Этот памятник был тяжел, мрачен, чернел смоченным дождем камнем, немо, угольно выступали очертания барельефов, будто размытые темнотой ночи силуэты солдатских фигур, шагающих куда-то плотным строем – в ад или небытие; оружие, каски, едва различимые, без выражения глаз смертные лица. Внизу на каменных плитах угрюмо отблескивали темные железные венки, стояли рядом свежие венки из цветов, прилипали к земле под дождевой пылью траурные ленты с белой и аспидно-черной бахромой, зловеще проступали на них знаки мальтийских крестов, и лежали среди железных венков целомудренные астры, нежно-красные гвоздики, каплями крови обронившие на грязные плиты лепестки, расползшиеся по готическим надписям на венках: «От солдат, воевавших в 225-й пехотной дивизии», «От резервистов бундесвера», «От бывших летчиков», «От бывших танкистов».

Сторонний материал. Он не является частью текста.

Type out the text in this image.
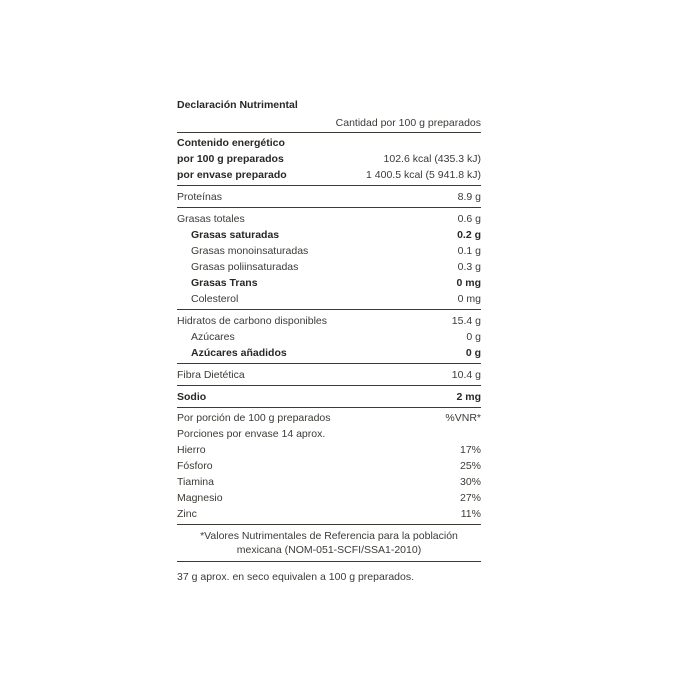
Declaración Nutrimental
Cantidad por 100 g preparados
Contenido energético
por 100 g preparados	102.6 kcal (435.3 kJ)
por envase preparado	1 400.5 kcal (5 941.8 kJ)
Proteínas	8.9 g
Grasas totales	0.6 g
Grasas saturadas	0.2 g
Grasas monoinsaturadas	0.1 g
Grasas poliinsaturadas	0.3 g
Grasas Trans	0 mg
Colesterol	0 mg
Hidratos de carbono disponibles	15.4 g
Azúcares	0 g
Azúcares añadidos	0 g
Fibra Dietética	10.4 g
Sodio	2 mg
Por porción de 100 g preparados	%VNR*
Porciones por envase 14 aprox.
Hierro	17%
Fósforo	25%
Tiamina	30%
Magnesio	27%
Zinc	11%
*Valores Nutrimentales de Referencia para la población
mexicana (NOM-051-SCFI/SSA1-2010)
37 g aprox. en seco equivalen a 100 g preparados.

И вдруг пахнуло на Никитина железистым запахом земли, и будто послышались явственно какие-то голоса, разрываемые пулеметными очередями, чей-то вопль «танки-и!», вырвавшийся из знойного пульсирования солнца, нанесло удушающим жаром горячей брони, возникшей черным боком в прицеле, его всего оглушило ревом танковых моторов, и разом подкатила к горлу тошнота, вызванная сладковатым, как трупная вонь, густым наплывом синтетического бензина, ударами пороховых газов…
Он вспомнил это, уже не в силах отделаться от ощущения боли в ушах, толчков подбрасываемого выстрелами орудия и от знакомого хрипловатого голоса, просторной, обнажавшей молодые зубы улыбки, дрожания белых коровьих ресниц командира второго взвода Шиканова, чей перерубленный наполовину голый атлетический торс теперь висел на ветвях сосны, напоминая подвешенную розовую тушу. Он видел: что-то ужасающе красное обрызгало, стекало по щиту поковерканного орудия, впитывалось в белый накаленный песок вблизи тихой реки Псел, вспыхивающей справа под нестерпимым солнцем. Танки пошли в атаку по левому берегу, и взвод Шиканова первым занял позицию на опушке урочища и не успел окопаться, открыл огонь, опередив на два снаряда взвод Никитина.
А вечером в занятом городке Гадяче пили после боя трофейный ром, и Никитин в каком-то беспамятстве кричал удивленному командиру батареи, что это его взвод, Никитина, должен был занять позицию на опушке и стрелять первым, и Шиканов был бы жив. Он как бы оправдывался перед случайностью и перед собственным роковым везением. В ту пору он еще не понимал, что на войне никто не может обогнать, обойти, замедлить или перехитрить судьбу. Судьба Шиканова, мстя за поспешную неточность, настигла его и сделала беспощадную зарубку на миге вечности острым топориком смерти. Это мщение было предупреждающей казнью, которую суждено было видеть Никитину несколько раз и в других обстоятельствах и которая все же не научила его благоразумию до конца войны, – молодости несвойствен опыт выверенного расчета. Но спустя много лет он не раз просыпался в холодном поту, – во сне судьба заносила над ним свой мстящий топорик и опускала его на другого, на метр ближе или дальше. И тягостно было при воспоминании лиц и голосов погибших во время танковых атак – война неотделимо связана была с этим чудовищным и лживо-лицемерным выбором взвивающегося над головами топорика.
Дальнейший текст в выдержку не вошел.